Research volunteers should be able to assess the alignment between the prospect’s interest and the mission of the organization so that they can recommend next steps for that prospect. They must also be able to overcome “hurdles” through follow-up communication such as emails or phone calls. These hurdles can range from technical ones (a website link may not work) or clarification of the grant process (what are the funding priorities or who is the correct contact).
Volunteer grant writers should have a writing background and enjoy and value a team environment in which other team members provide feedback. Writers with an almost uncanny ability to utilize a variety of styles, wording and content to align grants with a donor’s philanthropic interests, needs and funding priorities are best suited for this work. Seek dedicated, tenacious individuals with an “as soon as possible” mindset, because you will want someone who can complete proposals and applications by due dates with little or no follow-up from a staff member.
‘Opening the door to foundations whose guidelines say ‘applications not accepted’ or ‘contributes only to pre-selected organizations’
“Outside” volunteers tell the story of the organization to prospects, in many cases, members of a foundation’s board of trustees.
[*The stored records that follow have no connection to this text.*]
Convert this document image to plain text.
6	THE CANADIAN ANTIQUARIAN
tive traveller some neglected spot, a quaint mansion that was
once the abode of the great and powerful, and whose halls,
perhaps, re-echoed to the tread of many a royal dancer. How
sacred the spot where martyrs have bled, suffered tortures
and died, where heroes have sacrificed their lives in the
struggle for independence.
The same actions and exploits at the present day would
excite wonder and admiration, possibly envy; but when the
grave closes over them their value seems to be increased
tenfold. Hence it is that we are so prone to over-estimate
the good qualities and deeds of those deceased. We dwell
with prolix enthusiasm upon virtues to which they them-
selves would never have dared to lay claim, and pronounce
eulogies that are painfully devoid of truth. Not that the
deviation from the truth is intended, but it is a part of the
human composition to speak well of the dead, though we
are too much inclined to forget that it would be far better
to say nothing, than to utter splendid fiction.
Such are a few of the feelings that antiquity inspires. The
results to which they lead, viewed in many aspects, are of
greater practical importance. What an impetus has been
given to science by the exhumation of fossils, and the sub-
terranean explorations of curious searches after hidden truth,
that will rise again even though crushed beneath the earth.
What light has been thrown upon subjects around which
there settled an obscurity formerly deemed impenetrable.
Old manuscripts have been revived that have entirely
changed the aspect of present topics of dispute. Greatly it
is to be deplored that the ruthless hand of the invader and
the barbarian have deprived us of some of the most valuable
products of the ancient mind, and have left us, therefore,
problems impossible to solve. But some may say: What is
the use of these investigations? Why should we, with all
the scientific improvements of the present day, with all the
Their tasks may range from calling, visiting or writing an acquaintance who also serves on a foundation board or “opening the door” for the submission of a proposal to a foundation whose guidelines stipulate that “unsolicited proposals not accepted” or “contributes only to pre-selected organizations”. When a foundation makes a site visit, these volunteers can be particularly helpful by sharing why they are involved with the organization.
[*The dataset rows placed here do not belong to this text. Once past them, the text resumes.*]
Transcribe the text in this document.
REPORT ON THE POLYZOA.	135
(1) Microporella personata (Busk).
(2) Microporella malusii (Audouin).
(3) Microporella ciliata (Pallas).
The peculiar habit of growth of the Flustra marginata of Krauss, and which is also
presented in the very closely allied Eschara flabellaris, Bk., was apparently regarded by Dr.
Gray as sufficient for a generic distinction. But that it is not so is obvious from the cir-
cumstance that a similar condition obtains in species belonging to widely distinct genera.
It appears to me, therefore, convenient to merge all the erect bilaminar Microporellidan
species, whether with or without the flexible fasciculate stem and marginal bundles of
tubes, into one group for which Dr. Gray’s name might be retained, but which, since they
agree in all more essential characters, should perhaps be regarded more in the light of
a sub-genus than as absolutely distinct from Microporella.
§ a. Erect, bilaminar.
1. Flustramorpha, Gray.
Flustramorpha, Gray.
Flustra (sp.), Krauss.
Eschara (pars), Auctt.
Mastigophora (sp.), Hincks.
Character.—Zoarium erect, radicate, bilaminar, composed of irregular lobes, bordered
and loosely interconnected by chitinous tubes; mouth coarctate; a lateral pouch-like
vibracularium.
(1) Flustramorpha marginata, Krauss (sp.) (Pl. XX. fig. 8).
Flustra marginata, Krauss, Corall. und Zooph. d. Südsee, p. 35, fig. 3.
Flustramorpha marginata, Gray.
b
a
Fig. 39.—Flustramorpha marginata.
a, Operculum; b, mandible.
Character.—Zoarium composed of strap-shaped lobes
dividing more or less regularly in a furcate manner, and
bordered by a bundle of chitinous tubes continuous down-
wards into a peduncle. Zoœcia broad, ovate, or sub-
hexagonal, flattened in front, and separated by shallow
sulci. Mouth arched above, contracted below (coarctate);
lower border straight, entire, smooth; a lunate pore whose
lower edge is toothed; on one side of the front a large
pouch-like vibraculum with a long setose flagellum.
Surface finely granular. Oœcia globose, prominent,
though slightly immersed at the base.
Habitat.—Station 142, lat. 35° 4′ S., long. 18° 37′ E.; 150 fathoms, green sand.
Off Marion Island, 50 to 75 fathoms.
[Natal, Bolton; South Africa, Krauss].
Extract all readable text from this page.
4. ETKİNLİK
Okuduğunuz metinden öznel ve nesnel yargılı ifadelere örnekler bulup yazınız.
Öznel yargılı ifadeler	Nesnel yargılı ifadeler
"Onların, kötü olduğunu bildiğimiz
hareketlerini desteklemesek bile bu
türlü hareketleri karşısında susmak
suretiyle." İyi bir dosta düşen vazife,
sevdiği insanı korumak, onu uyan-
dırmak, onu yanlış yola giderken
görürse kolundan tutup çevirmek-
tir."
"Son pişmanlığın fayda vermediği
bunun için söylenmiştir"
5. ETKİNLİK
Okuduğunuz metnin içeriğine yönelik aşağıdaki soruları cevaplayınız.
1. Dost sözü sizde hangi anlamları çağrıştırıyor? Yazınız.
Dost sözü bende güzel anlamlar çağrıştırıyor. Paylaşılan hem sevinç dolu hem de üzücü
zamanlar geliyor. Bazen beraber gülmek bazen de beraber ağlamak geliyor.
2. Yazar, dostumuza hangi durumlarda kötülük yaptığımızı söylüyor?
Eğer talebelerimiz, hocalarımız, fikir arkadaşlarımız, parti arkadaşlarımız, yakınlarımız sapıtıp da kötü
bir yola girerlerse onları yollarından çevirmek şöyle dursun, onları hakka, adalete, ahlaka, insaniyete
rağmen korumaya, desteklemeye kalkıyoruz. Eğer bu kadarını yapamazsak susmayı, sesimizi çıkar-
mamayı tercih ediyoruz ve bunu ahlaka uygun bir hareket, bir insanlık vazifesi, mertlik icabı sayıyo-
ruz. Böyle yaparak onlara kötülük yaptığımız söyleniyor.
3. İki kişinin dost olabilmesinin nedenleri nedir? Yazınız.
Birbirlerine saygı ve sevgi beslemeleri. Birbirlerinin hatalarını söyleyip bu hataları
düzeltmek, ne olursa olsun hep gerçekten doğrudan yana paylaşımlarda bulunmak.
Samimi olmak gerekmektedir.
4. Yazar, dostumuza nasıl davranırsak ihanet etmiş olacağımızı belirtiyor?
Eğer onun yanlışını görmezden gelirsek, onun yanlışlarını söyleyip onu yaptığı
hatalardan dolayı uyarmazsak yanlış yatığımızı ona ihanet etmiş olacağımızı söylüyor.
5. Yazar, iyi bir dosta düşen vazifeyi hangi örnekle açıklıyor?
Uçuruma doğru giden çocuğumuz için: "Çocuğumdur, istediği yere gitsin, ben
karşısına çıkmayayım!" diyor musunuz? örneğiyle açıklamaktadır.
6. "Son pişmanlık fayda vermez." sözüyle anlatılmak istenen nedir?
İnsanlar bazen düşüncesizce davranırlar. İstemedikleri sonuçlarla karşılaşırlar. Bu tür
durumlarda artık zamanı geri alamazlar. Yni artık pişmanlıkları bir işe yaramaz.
Are there any great secrets to success in working with volunteers in your grants program? The bottom line is that your organization can make the program work with the right volunteers and the right leadership. Here are a few ideas to keep in mind.
1. Develop job descriptions. Whether you’re forming a Grants Committee or the Foundation Division of a campaign, you should clearly outline the roles and responsibilities of the position.
2. Maintain regular contact. Remember that saying, “out of sight, out of mind”? Keep in touch with volunteers, establish deadlines and don’t waver from them and have meetings as needed. Communicate in person, by phone or by email frequently.
3. Assign a staff member to oversee the committee and follow up on assignments. Having a staff liaison to work with volunteers will help ensure that tasks and action items are completed by the necessary deadlines.
4. Celebrate success. When you get the news that your project will be funded and you recall that two grant writers stayed up late three nights in a row to complete the proposal, make sure those two grant writers know that their efforts were successful. Share the news with everyone, call or email them, invite them for coffee or lunch or grab some noisemakers from the local discount store and have a celebration band at your next meeting.
5. Thank them. Acknowledge and recognize the time and efforts of your grants volunteers. Let them know you appreciate the work they do for your organization in conversations with them or in a note or email.
Lastly, the grants team, both staff members and volunteers, need to have an overall understanding of your organization’s work including projects and programs happening now and those planned for the future. Those with a general knowledge about fundraising and a dedication to following up and completing the grants process will be effective and successful in winning grants for your nonprofit.